Kikkers vertegenwoordigen aspecten van spiritualiteit in veel oude culturen. Egyptenaren geloofden dat de kikkergodin Heket verantwoordelijk was voor de vruchtbaarheid.
Ze deed de eerste ademhaling bij pasgeborenen. Voor indianen symboliseerden kikkers verandering en transformatie terwijl ze de link vormden tussen mensen en Moeder Aarde. Voor sommige mensen betekenden kikkers het einde van de winter en het begin van de lente. Ze geloofden dat de laatste sneeuwvlokken van het seizoen in kikkers veranderden.

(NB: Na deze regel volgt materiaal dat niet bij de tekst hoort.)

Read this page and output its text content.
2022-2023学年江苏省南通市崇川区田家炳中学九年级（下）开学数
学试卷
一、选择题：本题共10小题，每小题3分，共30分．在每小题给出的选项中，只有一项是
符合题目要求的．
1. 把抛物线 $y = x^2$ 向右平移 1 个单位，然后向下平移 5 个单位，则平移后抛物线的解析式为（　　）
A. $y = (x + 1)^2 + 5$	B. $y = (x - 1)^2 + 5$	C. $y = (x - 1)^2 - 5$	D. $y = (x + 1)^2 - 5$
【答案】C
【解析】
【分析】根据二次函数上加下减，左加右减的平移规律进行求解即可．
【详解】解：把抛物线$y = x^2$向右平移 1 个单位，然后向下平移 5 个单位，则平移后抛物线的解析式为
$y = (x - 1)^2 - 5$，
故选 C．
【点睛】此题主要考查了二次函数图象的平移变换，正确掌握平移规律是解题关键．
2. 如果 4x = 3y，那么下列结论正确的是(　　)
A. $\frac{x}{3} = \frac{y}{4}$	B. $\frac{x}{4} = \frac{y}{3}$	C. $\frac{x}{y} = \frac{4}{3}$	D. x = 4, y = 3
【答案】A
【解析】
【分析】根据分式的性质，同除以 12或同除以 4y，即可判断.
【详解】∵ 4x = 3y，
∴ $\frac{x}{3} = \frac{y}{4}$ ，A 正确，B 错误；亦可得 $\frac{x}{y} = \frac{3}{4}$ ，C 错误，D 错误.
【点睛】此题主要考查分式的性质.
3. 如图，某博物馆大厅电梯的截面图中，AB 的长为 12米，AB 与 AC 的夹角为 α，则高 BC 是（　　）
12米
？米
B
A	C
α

In Aziatische culturen waren kikkers symbolen van geluk of een veilige reis, omdat de amfibieën worden gelijkgesteld met water. Ze worden ook gezien als een ambassadeur tussen de levenden en de doden. Miniatuurbeeldjes van jaden werden vaak in de mond van overleden dierbaren geplaatst, wat een veilige reis naar het volgende leven verzekerde. Tijdens de Middeleeuwen associëren Europeanen kikkers met heidendom en hekserij. Van de amfibieën werd gedacht dat ze de aanwezigheid van Satan aangeven. Concocted drankjes bevatten gewoonlijk kikkerdelen. Aan de andere kant zagen Keltische culturen kikkers als genezers.
Kikkers kunnen ook wedergeboorte of opstanding voorstellen. In de moderne actualiteiten herinneren velen zich de grappige capriolen die door de Budweiser-kikkers worden geportretteerd. Veel voorkomende tatoeages van kikkers zijn afbeeldingen van Native American Haida. In combinatie met bloempatronen of vleugels symboliseert de kikker vrede, rust of verdraagzaamheid.